6. A self-adjusting mechanism for the scraper angle of a thin-layer drying machine according to claim 4 or 5, characterized in that: It also includes a locking element (2354) for locking the rotational position of the positioning disk (2352).

7. The self-adjusting mechanism for the scraper angle of a thin-layer drying machine according to claim 1, characterized in that: The second elastic clamping component (234) is a torsion spring, which is sleeved on the rotating shaft (233). One end of the torsion spring abuts against the second mounting base (231), and the other end abuts against the rotating shaft (233).

8. The self-adjusting mechanism for the scraper angle of a thin-layer drying machine according to claim 1, characterized in that: Both the fabric scraper mechanism (220) and the unloading scraper mechanism (230) are provided in multiple sets and are distributed along the circumference and / or axial direction of the rotor (210).

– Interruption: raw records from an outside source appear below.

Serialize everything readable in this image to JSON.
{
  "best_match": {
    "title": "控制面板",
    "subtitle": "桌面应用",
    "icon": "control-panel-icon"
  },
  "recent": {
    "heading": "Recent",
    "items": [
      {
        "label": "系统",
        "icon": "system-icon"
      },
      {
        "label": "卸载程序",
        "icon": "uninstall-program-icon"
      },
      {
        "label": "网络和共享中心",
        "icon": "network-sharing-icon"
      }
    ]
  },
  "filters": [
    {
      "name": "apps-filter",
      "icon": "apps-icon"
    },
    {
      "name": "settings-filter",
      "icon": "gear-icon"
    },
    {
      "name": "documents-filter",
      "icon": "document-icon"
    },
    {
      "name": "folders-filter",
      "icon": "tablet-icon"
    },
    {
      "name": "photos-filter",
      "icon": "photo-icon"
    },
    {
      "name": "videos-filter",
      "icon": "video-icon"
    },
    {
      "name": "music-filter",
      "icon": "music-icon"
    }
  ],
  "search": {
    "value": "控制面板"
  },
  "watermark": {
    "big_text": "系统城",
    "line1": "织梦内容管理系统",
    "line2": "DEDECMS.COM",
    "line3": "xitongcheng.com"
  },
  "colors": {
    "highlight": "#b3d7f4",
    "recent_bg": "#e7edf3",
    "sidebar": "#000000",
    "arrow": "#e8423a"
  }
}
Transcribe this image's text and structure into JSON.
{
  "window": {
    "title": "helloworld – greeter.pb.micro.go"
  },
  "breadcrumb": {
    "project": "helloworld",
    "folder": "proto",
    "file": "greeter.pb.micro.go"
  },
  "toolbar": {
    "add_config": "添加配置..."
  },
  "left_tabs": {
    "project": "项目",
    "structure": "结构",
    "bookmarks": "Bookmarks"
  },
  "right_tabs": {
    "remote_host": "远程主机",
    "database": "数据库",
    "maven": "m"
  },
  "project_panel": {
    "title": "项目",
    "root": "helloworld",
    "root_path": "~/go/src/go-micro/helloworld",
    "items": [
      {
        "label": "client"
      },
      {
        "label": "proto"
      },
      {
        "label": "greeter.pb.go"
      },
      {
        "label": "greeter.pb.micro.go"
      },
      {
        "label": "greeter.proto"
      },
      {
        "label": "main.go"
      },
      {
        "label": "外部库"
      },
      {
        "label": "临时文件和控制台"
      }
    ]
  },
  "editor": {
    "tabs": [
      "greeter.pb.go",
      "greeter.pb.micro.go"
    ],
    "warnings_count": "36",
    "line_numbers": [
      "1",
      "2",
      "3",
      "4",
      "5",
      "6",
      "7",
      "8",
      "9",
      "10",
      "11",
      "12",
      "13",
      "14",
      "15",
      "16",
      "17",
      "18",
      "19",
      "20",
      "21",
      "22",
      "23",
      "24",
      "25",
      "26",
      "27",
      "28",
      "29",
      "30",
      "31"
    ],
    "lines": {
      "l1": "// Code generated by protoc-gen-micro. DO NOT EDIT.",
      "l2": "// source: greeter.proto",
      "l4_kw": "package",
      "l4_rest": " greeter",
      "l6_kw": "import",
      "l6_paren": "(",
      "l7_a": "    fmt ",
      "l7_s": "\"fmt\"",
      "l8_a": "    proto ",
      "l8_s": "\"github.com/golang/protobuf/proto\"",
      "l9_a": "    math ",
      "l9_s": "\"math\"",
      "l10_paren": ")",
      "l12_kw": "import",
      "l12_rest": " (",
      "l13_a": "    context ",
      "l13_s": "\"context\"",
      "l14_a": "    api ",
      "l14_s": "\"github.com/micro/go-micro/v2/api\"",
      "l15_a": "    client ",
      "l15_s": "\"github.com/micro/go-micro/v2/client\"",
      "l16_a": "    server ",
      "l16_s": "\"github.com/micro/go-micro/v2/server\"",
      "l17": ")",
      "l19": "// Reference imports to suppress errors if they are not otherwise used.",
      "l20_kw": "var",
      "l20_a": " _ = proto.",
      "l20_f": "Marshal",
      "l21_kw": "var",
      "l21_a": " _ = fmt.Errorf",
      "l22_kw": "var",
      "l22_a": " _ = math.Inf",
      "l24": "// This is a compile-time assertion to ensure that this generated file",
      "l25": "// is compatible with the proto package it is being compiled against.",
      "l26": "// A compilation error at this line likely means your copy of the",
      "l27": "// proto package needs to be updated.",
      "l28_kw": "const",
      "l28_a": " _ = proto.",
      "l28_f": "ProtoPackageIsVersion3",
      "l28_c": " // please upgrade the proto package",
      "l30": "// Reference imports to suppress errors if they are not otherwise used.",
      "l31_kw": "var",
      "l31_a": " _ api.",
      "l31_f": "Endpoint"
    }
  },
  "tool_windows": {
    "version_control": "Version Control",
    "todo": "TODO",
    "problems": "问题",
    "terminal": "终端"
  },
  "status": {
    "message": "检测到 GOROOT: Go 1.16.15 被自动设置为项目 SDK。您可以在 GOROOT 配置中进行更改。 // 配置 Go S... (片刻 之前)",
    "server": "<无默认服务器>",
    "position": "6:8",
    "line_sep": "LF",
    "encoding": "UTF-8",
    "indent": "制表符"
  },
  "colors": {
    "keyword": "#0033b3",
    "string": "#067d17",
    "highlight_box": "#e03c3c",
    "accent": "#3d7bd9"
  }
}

9. The self-adjusting mechanism for the scraper angle of a thin-layer drying machine according to claim 1, characterized in that: The drive system (30) includes a motor and a reducer located outside the cylinder (10).

10. The self-adjusting mechanism for the scraper angle of a thin-layer drying machine according to claim 1, characterized in that: The first scraper (222) and / or the second scraper (232) are installed in a detachable manner.